Paper PS-TuP17
Numerical Investigation of Electron Heating in a Neutral-Loop Discharge Plasma

Tuesday, October 29, 2013, 6:00 pm, Room Hall B

Neutral Loop Discharge (NLD) plasmas are being investigated as a new plasma source to produce good directionality and high fluxes of ion bombardment at substrate surface¹⁾ for semiconductor device fabrication. In an NLD plasma reactor, a Neutral Loop (NL) can be produced (zero-field path) that is generated by cusp-shaped magnetic field from direct current magnets. It has been shown theoretically that magnetic reconnection occurs in the neutral loop region when radio-frequency fields are applied²⁾. During the reconnection process, the DC magnetic field and the r.f. magnetic field cause disconnection and reconnection of the magnetic-field lines over an r.f. period.
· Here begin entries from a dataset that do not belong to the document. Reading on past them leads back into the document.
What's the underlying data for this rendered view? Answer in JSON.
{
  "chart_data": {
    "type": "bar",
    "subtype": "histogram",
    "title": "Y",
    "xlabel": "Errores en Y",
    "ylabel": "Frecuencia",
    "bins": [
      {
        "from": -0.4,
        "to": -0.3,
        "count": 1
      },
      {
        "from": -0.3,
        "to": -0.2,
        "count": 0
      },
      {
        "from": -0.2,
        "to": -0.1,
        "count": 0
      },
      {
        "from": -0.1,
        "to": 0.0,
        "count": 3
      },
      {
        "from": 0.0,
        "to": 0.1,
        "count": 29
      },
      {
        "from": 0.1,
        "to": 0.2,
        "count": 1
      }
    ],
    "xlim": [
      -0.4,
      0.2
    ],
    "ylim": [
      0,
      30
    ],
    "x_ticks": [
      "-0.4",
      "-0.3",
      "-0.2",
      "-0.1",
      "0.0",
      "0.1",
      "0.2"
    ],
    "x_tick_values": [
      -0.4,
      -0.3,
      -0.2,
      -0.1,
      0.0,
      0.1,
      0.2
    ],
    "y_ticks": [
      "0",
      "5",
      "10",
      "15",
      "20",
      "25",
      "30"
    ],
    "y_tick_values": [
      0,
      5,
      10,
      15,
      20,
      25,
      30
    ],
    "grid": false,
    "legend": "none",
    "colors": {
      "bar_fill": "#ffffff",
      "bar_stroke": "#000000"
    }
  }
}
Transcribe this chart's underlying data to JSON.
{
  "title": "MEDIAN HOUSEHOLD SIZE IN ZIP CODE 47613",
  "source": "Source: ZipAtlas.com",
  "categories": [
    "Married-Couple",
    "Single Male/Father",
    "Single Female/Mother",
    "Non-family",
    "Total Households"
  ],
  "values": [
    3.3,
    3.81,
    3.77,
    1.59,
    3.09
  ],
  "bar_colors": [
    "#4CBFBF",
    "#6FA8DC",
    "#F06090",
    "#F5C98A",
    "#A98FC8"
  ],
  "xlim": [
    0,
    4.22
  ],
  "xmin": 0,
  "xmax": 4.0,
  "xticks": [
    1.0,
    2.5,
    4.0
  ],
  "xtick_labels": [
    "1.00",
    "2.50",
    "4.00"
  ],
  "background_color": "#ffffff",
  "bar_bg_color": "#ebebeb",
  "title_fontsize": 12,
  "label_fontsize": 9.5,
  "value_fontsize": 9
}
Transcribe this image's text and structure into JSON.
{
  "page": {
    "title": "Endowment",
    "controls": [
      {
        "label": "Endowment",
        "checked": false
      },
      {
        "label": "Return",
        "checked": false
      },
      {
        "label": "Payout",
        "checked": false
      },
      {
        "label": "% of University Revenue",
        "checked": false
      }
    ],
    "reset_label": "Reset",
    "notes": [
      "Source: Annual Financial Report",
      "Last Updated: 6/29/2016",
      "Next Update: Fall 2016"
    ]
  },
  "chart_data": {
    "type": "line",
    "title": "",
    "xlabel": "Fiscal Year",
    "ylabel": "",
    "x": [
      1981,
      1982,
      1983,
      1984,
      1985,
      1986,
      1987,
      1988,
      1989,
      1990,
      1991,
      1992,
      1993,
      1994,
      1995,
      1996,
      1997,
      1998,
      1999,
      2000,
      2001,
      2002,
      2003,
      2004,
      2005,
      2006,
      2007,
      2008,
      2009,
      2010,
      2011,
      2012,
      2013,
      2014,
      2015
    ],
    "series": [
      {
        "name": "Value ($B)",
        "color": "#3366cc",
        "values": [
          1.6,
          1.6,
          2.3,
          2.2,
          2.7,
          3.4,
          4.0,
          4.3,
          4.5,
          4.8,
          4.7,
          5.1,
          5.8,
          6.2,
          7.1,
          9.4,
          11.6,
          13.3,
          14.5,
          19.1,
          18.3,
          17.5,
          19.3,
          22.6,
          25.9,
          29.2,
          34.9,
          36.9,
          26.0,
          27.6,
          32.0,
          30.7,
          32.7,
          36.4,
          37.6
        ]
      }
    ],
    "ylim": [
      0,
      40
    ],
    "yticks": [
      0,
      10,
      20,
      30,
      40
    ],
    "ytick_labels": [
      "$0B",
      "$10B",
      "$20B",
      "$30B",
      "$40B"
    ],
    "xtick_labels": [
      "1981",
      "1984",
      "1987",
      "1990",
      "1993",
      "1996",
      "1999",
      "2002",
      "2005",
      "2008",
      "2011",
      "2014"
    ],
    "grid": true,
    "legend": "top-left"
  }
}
The reconnection results in the potential to heat electrons stochastically on the NL. Changing the position and the diameter of the NL can modify processing uniformity over a large area and thus improves plasma processing without need to move or rotate the workpiece. However, to confirm this, the details of plasma parameters as a function of position of the NL are produced by numerical simulations of electron motions near the NL in the presence of an r.f. The relationship between the r.f. magnetic field and its corresponding electric field and the average electron energy is also investigated.

This Work was supported by the Semiconductor Research Corporation under Contact No. 2012-KJ-2359 and the National Science Foundation under Grant CBET-1066231.

[1] T. Uchida and S. Hamaguchi., J. Phys. D: Appl. Phys. 41 (2008) 083001

[2] Z. Yoshida et al., Phys. Rev. Lett. 81 (1998) 2458.